A client reached out to me after reading my past post regarding the media industry landscape to point out that Comcast and Charter, while both in the business of providing video, data, and voice services to customers, are far from equal when it comes to revenue diversification.
This is a point that is certainly true. I probably should have been more specific in my prior post that my comments were meant to be focused on the TV business. With Comcast’s NBC Universal acquisition about eight years ago, the company became far more than just a cable company offering triple play packages to mostly residential customers.
Along those lines, Charter is a far more one-sided investment bet than Comcast is these days, and would be more susceptible to people who are cancelling their cable service and instead opting for Netflix and/or Prime Video.
Since these companies, along with Disney, have various business segments, I thought it would be helpful to illustrate where each gets its revenue from. The answers are a bit surprising.
Below is a chart that shows the percentage of total revenue that each media company gets from various businesses. Since Disney’s 2017 fiscal year is already over, I am showing data for their latest 12 months. For Comcast and Charter, only the first nine months results for 2017 are publicly available.
In my mind, there are a few notable things about this data:
- Disney is the most diversified of the three, as one might expect. More than 55% of their revenue comes from sources other than television.
- 40% of Charter’s subscriber revenue comes from TV packages. This is comparable to, but lower than, Comcast’s non-NBCU division (44%).
- Because of Disney’s large parks/resorts segment (33% of revenue), they have less exposure to cable despite owning ESPN. Still, it is a large portion of the company at roughly 30%.
- If you want to play increased broadband adoption and higher speeds/prices over the longer term, Charter is actually the best option, as 34% of their subscriber revenue comes from high-speed internet services. The comparable figure for Comcast is just 17% (28% if you exclude the NBCU division).

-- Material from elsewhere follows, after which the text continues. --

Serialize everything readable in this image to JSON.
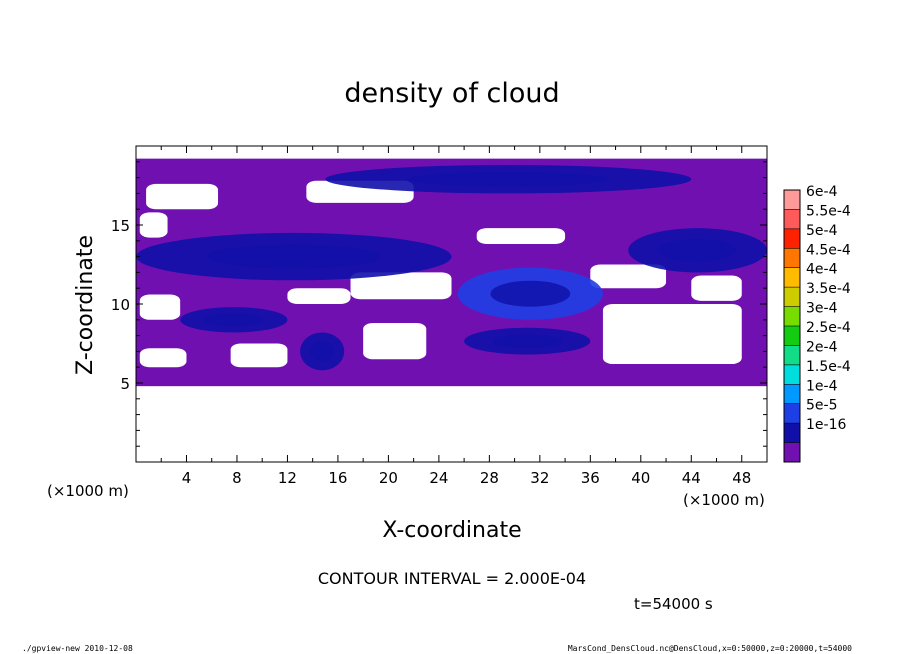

As with any publicly traded security, price should play a material role in drawing conclusions about the merits of an investment. When I look at the valuations, Charter trades at a similar level to Disney, despite having no content library or dominant consumer franchises. Comcast trades at roughly a 10-20% discount to them, even though one might expect it to trade at a premium to Charter given the diversification of their revenue stream in an uncertain and ever-changing media landscape.
As a result, my personal rankings considering valuation, revenue diversification, and franchise positioning, would be 1) Disney, 2) Comcast, 3) Charter. If I was into the paired trade strategy, long Comcast/short Charter would look interesting over a multi-year period. Of course, the big question is whether Charter will make a play for a content business, or wireless provider, or something else to expand their horizons. In that scenario, the outlook would really depend on who they bought and how much they paid, not surprisingly.